Indian Telecommunication Bill, 2022’s explanatory note states that the Centre believes India needs a legislative system that is in tune with the realities of the twenty-first century. Additionally, the bill advocates for several reforms, such as softer merger and acquisition standards and the ability of the government to waive debts for financially distressed telcos.

The proposed Indian Telecommunication Bill 2022 will bring about several reforms, such as a distinct set of guidelines to handle insolvency for financially troubled telecom assets, softer merger and acquisition restrictions, and the ability of the Centre to waive off debts for operators.

Currently, Insolvency and banking Insolvency codes are not understandable.

it was unclear whether the spectrum owned by the failing operator belonged to the Centre or whether banks could seize it, insolvency proceedings under the IBC did not fare well. Since spectrum is a public resource and the government owns it, according to DoT, it cannot be sold by banks as part of an insolvency proceeding. The struggling operator will continue to be the owner of the licence and spectrum under the new structure as long as it continues to offer services and make government dues payments. Additionally, if the operator’s services are discontinued, the spectrum will be returned to the government.

To simplify the process and make it comprehendible, the new bill will provide the government ownership of spectrum if a telecom provider files for bankruptcy. The Centre may amend the Telecom Regulatory Authority of India Act (TRAI Act) to lessen the industry watchdog’s role as a recommendatory body.

 The telecom department must comply with the following requirements before granting a new license to a service provider the present TRAI Act to consult the regulator. The Draft Bill does not contain this clause. Additionally, it has eliminated the clause that allowed TRAI to ask the government for the data or documentation required to support its decision. The new Bill also seeks to do away with the need that the DoT to refer back recommendations for review by TRAI if it cannot accept them or if they need to be modified.
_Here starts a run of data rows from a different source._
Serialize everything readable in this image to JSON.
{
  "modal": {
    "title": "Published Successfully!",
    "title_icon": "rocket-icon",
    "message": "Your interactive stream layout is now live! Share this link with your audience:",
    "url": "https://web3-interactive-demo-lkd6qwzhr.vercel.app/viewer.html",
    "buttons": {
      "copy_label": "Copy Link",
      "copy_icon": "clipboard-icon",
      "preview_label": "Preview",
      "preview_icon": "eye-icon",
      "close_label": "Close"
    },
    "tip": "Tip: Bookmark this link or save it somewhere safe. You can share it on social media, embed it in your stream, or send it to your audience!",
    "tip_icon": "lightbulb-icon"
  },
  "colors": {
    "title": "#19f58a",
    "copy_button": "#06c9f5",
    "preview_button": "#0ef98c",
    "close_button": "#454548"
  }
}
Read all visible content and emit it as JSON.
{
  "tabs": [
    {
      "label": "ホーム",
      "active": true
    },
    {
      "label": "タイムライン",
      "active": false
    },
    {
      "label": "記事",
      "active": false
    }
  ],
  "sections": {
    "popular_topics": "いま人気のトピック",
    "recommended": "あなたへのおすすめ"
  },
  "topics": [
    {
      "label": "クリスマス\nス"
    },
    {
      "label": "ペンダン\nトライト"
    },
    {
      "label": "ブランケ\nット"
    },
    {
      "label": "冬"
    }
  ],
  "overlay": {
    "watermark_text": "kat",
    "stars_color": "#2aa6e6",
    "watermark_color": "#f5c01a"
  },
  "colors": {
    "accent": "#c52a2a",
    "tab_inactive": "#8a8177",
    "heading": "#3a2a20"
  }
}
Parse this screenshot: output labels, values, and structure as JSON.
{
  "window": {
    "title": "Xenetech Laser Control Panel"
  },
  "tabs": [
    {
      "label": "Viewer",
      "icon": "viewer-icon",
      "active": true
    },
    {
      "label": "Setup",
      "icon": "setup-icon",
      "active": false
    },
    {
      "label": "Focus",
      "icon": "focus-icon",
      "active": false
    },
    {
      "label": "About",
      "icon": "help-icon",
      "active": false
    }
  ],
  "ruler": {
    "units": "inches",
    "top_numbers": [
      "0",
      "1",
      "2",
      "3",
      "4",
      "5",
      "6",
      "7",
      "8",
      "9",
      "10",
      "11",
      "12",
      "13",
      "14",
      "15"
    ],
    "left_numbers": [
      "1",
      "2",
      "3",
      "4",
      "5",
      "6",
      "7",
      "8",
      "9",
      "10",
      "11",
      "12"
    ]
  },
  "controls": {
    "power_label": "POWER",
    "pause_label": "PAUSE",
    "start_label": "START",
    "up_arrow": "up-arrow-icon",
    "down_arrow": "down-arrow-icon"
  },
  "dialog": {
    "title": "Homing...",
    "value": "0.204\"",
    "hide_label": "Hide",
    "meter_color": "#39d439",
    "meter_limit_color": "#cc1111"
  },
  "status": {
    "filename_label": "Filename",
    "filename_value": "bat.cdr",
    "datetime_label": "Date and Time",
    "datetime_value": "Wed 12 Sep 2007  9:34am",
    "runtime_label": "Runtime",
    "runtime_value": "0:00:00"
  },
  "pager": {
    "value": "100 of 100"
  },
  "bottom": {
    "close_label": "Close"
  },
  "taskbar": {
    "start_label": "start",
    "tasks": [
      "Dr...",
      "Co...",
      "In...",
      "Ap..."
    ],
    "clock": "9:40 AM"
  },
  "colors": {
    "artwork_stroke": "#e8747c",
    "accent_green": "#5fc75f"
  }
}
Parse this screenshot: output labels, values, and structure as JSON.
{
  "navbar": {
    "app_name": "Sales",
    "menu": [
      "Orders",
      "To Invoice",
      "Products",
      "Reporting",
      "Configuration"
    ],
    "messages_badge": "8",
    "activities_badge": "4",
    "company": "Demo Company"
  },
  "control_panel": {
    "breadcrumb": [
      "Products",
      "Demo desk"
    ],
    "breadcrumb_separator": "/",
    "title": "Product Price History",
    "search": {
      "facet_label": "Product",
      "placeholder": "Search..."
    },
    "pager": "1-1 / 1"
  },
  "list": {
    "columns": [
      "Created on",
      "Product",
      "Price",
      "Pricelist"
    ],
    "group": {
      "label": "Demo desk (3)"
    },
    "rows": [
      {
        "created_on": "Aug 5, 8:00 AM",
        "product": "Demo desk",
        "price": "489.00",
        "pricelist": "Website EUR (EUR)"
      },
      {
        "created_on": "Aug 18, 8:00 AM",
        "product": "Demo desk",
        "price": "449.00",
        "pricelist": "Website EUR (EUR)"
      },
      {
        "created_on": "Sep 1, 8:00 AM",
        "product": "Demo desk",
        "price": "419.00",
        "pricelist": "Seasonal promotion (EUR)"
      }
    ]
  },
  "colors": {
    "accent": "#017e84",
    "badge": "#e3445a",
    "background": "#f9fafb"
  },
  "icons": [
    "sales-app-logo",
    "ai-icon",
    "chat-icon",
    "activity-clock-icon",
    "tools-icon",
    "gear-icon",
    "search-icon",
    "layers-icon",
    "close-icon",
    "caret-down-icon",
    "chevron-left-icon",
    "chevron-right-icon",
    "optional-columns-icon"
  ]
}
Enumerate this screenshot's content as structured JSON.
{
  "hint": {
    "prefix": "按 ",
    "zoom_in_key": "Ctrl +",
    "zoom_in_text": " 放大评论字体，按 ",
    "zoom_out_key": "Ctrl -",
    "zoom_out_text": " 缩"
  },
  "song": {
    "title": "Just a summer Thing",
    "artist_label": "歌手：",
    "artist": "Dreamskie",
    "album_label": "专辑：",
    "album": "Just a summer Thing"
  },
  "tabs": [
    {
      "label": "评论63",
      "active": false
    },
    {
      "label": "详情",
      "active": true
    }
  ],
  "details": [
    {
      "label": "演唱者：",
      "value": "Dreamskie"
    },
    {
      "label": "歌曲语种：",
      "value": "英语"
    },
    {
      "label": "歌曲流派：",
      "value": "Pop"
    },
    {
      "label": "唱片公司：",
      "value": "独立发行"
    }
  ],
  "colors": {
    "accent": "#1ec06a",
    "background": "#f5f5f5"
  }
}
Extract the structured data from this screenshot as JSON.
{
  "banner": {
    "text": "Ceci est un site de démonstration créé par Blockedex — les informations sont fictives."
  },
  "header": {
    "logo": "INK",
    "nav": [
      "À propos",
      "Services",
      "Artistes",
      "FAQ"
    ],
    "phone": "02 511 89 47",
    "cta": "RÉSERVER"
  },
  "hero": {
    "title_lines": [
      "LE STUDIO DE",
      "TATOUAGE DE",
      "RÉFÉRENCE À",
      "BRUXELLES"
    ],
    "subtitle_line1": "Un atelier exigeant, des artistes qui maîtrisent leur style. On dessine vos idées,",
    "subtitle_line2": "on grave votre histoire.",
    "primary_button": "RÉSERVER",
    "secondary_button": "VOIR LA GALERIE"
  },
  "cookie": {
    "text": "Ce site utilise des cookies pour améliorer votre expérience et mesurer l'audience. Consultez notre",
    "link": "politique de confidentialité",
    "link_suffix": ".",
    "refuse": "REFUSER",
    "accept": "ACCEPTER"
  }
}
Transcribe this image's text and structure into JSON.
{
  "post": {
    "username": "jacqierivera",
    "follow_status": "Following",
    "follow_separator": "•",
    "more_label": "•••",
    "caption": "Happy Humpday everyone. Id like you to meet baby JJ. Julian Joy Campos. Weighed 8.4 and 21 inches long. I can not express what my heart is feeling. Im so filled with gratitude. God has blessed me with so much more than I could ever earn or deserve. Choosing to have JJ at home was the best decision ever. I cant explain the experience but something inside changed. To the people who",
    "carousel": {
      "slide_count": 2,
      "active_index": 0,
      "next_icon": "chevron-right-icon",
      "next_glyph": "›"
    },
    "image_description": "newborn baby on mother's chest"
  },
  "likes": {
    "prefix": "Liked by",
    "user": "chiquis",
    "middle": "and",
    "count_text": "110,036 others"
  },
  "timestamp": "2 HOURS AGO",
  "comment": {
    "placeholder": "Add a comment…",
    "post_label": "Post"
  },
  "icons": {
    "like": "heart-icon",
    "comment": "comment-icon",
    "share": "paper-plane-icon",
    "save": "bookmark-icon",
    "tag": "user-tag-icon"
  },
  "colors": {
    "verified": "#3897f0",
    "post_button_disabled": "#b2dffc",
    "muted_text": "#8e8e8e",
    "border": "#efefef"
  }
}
A draught Bill proposes renaming the Universal Service Obligation Fund (USOF) to the Telecommunication Development Fund (TDF). A portion of USOF’s funding comes from the profits of companies that provide telecom services. Money received through the TDF will be added to the Consolidated Fund of India and used to improve connectivity services across the country.

There are critics who are against changing USOF to TDF, including ASSOCHAM and the Internet and Mobile Association of India (IAMAI) who believe the current USOF should be reformed, They are advocating , for the  suspension of the tax paid by telcos to the Universal Service Obligation Fund (USOF) until the presently available funds are depleted.